1960 was the first election I was old enough to follow and read about--I remember listening to the debates on the radio (we didn't have a TV). I was in high school when Kennedy was assassinated.
He is definitely the most overrated President. He had some good speeches (thanks to his speechwriter) and had a good sense of humor ("Washington, DC, is a city of Southern efficiency and Northern charm"), but accomplished very little. He avoided WWIII at the time of the Cuban missile crisis, but perhaps greater vigilance would have kept the Russians from putting the missiles there to begin with.
William Doyle's An American Insurrection is worth reading--about the integration of Ole Miss. JFK may have had good intentions but was clueless on how to handle the situation.
The one really consequential assassination was that of Lincoln. The war was virtually over at the time of his death, but he certainly would have handled Reconstruction much more skillfully than Andrew Johnson did.
>>The one really consequential assassination was that of Lincoln.
Great grandfather's memories of the Lincoln Assassination Trial
The gloom of that journey to Washington and the feeling of vague terror and sorrow with which I traversed its streets, I cannot adequately describe, and shall never forget. To this day, I never visit that City without some shadow of that dark time settling over my spirit. All the public buildings and a large portion of the private houses were heavily draped in black. The people moved about the streets with bowed heads and sorrow-stricken faces, as though some Herod had robbed each home of its first born.
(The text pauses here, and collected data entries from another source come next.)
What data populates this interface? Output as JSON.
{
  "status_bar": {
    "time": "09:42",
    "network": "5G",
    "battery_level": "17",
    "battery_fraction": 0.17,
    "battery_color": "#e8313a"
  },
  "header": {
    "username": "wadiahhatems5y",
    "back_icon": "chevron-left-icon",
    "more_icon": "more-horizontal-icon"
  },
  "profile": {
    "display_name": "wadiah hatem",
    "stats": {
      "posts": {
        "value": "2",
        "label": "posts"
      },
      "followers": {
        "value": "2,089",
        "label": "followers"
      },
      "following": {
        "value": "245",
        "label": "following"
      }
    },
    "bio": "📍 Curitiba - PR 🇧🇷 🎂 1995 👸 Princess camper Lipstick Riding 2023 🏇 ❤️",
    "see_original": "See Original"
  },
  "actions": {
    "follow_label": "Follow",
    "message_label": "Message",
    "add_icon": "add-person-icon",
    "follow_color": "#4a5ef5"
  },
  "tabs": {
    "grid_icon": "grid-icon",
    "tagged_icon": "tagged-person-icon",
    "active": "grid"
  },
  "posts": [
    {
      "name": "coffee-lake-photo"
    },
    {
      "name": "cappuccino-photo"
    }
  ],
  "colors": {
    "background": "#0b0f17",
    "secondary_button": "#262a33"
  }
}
When men spoke to each other in the streets, there were tremulous tones in their voices, and a quivering of the lips, as though tears and violent expression of grief were held back only by great effort. In the faces of those in authority -- Cabinet ministers, officers of the army, -- there was an anxious expression of the eye as though a dagger's gleam in a strange hand was to be expected; and a pale determined expression, a set of the jaw that said: "The truth about this conspiracy shall be made clear and the assassins found and punished: we will stand guard and the Government shall not die."
For no ruler who ever lived, I venture to say, not excepting Washington himself, was the love of the people so strong, so peculiarly personal and tender, as for Abraham Lincoln. Especially was this so among the soldiers; all members of the old army will remember with what devotion and patriotic affection the boys used to shout and sing, "We are coming, Father Abraham!" and will remember what a personal and confiding sort of relation seemed to exist between the soldier boys and "Uncle Abe", and how those brave soldiers -- veterans of four years of terrible war, inured to hardship, to sickness and wounds, familiar with the face of death -- wept like little children when told that "Uncle Abe" was dead.